Understanding the Importance of Resistors in SMPS

This Bourns application article explains basic considerations for resistors and importance of resistive components in SMPS switch mode power supplies.

Switched-Mode Power Supplies (SMPS) are widely used in various electronic devices and systems, ranging from consumer electronics to industrial applications. These power supplies rely on a range of electronic components to ensure efficient and reliable power conversion.

Among these components, resistors play a critical role in SMPS operation and performance.

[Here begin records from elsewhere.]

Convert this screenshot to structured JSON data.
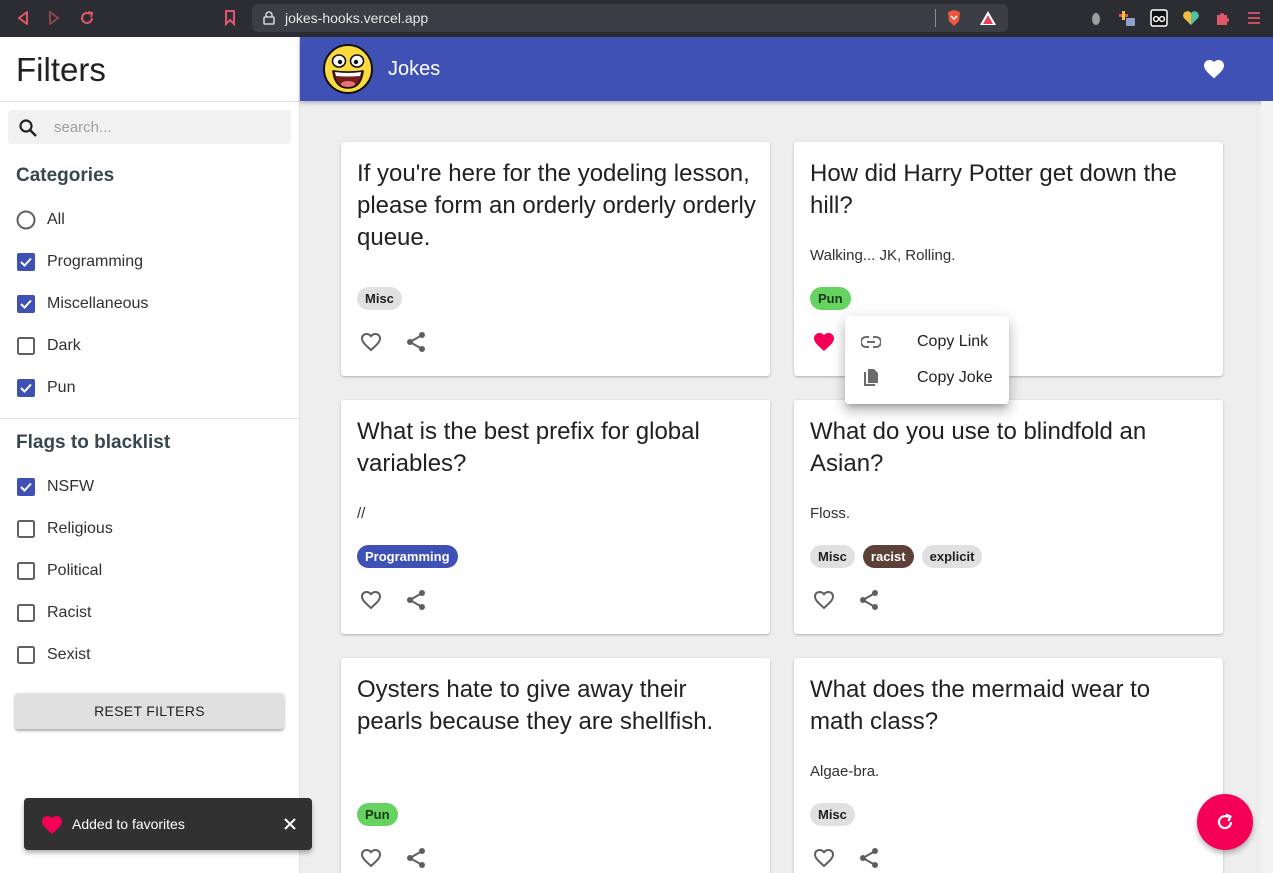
{
  "browser": {
    "url": "jokes-hooks.vercel.app"
  },
  "sidebar": {
    "title": "Filters",
    "search_placeholder": "search...",
    "categories_title": "Categories",
    "categories": [
      {
        "label": "All",
        "type": "radio",
        "checked": false
      },
      {
        "label": "Programming",
        "type": "checkbox",
        "checked": true
      },
      {
        "label": "Miscellaneous",
        "type": "checkbox",
        "checked": true
      },
      {
        "label": "Dark",
        "type": "checkbox",
        "checked": false
      },
      {
        "label": "Pun",
        "type": "checkbox",
        "checked": true
      }
    ],
    "flags_title": "Flags to blacklist",
    "flags": [
      {
        "label": "NSFW",
        "checked": true
      },
      {
        "label": "Religious",
        "checked": false
      },
      {
        "label": "Political",
        "checked": false
      },
      {
        "label": "Racist",
        "checked": false
      },
      {
        "label": "Sexist",
        "checked": false
      }
    ],
    "reset_label": "RESET FILTERS"
  },
  "appbar": {
    "title": "Jokes"
  },
  "jokes": [
    {
      "setup": "If you're here for the yodeling lesson, please form an orderly orderly orderly queue.",
      "delivery": "",
      "tags": [
        "Misc"
      ],
      "favorited": false
    },
    {
      "setup": "How did Harry Potter get down the hill?",
      "delivery": "Walking... JK, Rolling.",
      "tags": [
        "Pun"
      ],
      "favorited": true
    },
    {
      "setup": "What is the best prefix for global variables?",
      "delivery": "//",
      "tags": [
        "Programming"
      ],
      "favorited": false
    },
    {
      "setup": "What do you use to blindfold an Asian?",
      "delivery": "Floss.",
      "tags": [
        "Misc",
        "racist",
        "explicit"
      ],
      "favorited": false
    },
    {
      "setup": "Oysters hate to give away their pearls because they are shellfish.",
      "delivery": "",
      "tags": [
        "Pun"
      ],
      "favorited": false
    },
    {
      "setup": "What does the mermaid wear to math class?",
      "delivery": "Algae-bra.",
      "tags": [
        "Misc"
      ],
      "favorited": false
    }
  ],
  "share_menu": {
    "items": [
      {
        "label": "Copy Link",
        "icon": "link-icon"
      },
      {
        "label": "Copy Joke",
        "icon": "copy-icon"
      }
    ]
  },
  "snackbar": {
    "message": "Added to favorites"
  },
  "colors": {
    "primary": "#3f51b5",
    "accent": "#f50057",
    "pun": "#66d361",
    "racist": "#5d4037"
  }
}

Understanding the Basics of SMPS

Before we dive into the details, let’s briefly review the fundamentals of SMPS. A Switched-Mode power supply converts electrical power from one form to another through the use of switching devices (typically transistors) that rapidly switch between conducting and non-conducting states. This switching action allows for efficient power conversion and regulation, enabling SMPS to provide stable DC voltages at varying load conditions.

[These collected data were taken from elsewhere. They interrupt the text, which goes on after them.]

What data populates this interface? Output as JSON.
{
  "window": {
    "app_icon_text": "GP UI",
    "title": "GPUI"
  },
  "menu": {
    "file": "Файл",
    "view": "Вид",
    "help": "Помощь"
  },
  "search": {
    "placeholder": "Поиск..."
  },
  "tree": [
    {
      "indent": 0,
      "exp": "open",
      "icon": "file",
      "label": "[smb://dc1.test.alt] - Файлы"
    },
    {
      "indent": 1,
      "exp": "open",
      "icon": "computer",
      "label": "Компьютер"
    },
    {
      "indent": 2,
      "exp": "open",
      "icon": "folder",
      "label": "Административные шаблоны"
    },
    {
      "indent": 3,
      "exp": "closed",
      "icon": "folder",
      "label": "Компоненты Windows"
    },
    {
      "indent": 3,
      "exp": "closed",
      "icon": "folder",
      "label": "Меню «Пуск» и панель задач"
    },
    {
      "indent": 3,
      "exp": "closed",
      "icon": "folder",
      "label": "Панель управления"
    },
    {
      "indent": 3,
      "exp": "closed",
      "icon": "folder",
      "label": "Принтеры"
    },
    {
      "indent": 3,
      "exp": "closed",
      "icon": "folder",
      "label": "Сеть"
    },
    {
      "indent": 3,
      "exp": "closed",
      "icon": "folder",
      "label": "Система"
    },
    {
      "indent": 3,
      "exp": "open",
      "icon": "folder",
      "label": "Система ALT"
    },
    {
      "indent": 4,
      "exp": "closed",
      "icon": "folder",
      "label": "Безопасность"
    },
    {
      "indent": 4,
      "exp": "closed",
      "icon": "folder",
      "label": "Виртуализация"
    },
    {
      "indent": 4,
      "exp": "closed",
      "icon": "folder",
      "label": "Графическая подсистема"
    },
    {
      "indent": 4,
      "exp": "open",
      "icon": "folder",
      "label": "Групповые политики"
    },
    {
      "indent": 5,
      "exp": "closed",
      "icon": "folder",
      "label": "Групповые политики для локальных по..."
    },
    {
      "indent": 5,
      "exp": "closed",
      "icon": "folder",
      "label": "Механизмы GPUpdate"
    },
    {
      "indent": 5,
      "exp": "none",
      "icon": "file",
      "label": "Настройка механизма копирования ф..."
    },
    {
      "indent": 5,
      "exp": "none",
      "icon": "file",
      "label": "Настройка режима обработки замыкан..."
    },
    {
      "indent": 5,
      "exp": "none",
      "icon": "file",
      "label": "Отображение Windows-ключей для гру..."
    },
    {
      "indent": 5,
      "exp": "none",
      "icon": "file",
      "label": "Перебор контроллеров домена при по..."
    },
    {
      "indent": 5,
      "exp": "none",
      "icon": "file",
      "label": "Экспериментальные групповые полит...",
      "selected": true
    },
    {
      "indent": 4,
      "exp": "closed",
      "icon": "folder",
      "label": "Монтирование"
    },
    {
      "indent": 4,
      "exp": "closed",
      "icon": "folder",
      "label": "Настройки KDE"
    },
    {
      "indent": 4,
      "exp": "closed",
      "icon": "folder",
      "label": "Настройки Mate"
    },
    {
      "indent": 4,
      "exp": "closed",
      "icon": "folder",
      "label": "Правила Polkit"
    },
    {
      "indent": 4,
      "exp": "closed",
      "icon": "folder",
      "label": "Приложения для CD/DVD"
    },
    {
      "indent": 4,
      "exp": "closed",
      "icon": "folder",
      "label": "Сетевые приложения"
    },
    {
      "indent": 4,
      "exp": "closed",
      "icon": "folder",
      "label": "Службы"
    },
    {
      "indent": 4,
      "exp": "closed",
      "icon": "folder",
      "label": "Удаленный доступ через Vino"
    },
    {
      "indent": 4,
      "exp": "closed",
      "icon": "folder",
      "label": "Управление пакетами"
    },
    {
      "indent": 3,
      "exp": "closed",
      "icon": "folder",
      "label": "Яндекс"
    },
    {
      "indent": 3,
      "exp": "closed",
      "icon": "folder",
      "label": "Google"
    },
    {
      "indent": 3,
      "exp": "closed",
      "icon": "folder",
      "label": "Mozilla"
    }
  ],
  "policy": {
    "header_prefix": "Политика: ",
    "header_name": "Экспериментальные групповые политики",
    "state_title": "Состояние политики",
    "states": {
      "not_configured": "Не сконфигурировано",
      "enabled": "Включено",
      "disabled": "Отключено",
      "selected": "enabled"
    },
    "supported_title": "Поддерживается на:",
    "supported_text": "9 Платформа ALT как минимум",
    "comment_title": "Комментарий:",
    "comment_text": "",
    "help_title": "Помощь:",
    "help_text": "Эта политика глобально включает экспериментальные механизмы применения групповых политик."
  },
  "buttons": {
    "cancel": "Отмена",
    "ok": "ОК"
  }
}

Figure 1. Transformer size comparison between a conventional power supply and an SMPS power supply.

There are many different topologies used in SMPS designs including forward, flyback, boost, buck, buckboost, half-bridge and full-bridge.

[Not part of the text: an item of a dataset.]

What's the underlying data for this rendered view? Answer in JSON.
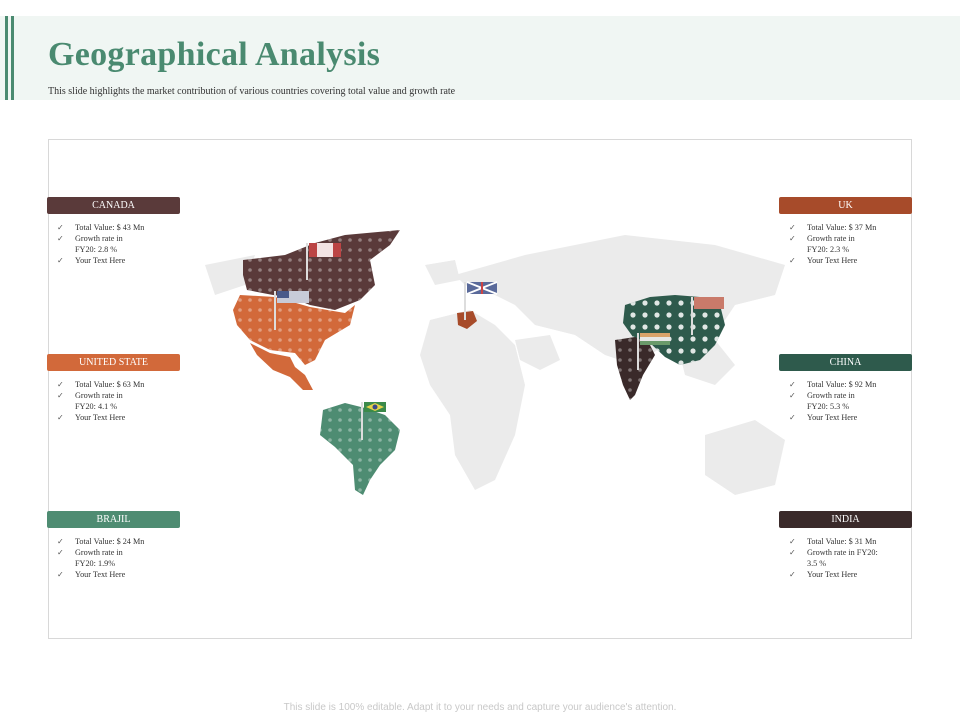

The flyback topology is the most popular and is commonly used in consumer and industrial SMPS-based applications, such as mobile phone chargers, portable power banks, laptop chargers or in AC-DC converter applications.

Switched-Mode Power Supplies (SMPS) offer a highly efficient power technology that enables systems to operate with a wider input voltage range and a longer output voltage holding time compared to conventional linear power supplies. The result is that customers can build smaller and lighter applications. Supporting SMPS-based designs are new, smaller form factor transformers and resistors (such as the 0201 or 01005 size components shown in Figure 1.

Providing a Foundation for SMPS Operation

Resistors are passive electronic components that regulate current flow and voltage levels in electronic circuits. Resistors provide the following functions in an SMPS as also illustrated in Figure 2. Figure 2 illustrates a flyback design and how each resistor type has its own function which must be considered for the circuit to perform properly.

  1. Voltage Dividers and Feedback Networks: Resistors are frequently used in voltage dividers and feedback networks to establish reference voltages, regulate feedback signals, and ensure stable operation of SMPS controllers. These resistive networks contribute to the accurate monitoring and control of output voltages and currents, ultimately helping to improve the overall performance and reliability of the power supply.
  2. Current Sensing and Limiting: Resistors with low resistance values are employed as current-sensing elements in SMPS. By measuring the voltage drop across these resistors, the control circuitry can accurately sense and regulate the output current. Additionally, resistors can be used in combination with other components to provide overcurrent protection, preventing damage to the power supply and connected devices.
  3. Snubber Circuits: Switching transistors in an SMPS can generate high-frequency noise and voltage spikes. To mitigate these undesirable effects, snubber circuits are employed. Resistors, in conjunction with capacitors, are used to design snubber networks that suppress voltage transients and protect sensitive components from voltage spikes, thus enhancing the longevity and reliability of the power supply.
  4. Filtering and Damping: Resistors are integral to filtering and damping functions within an SMPS. They are used in conjunction with inductors and capacitors to construct filters that attenuate high-frequency noise, ripple and other disturbances, helping to ensure the clean power delivery to the load.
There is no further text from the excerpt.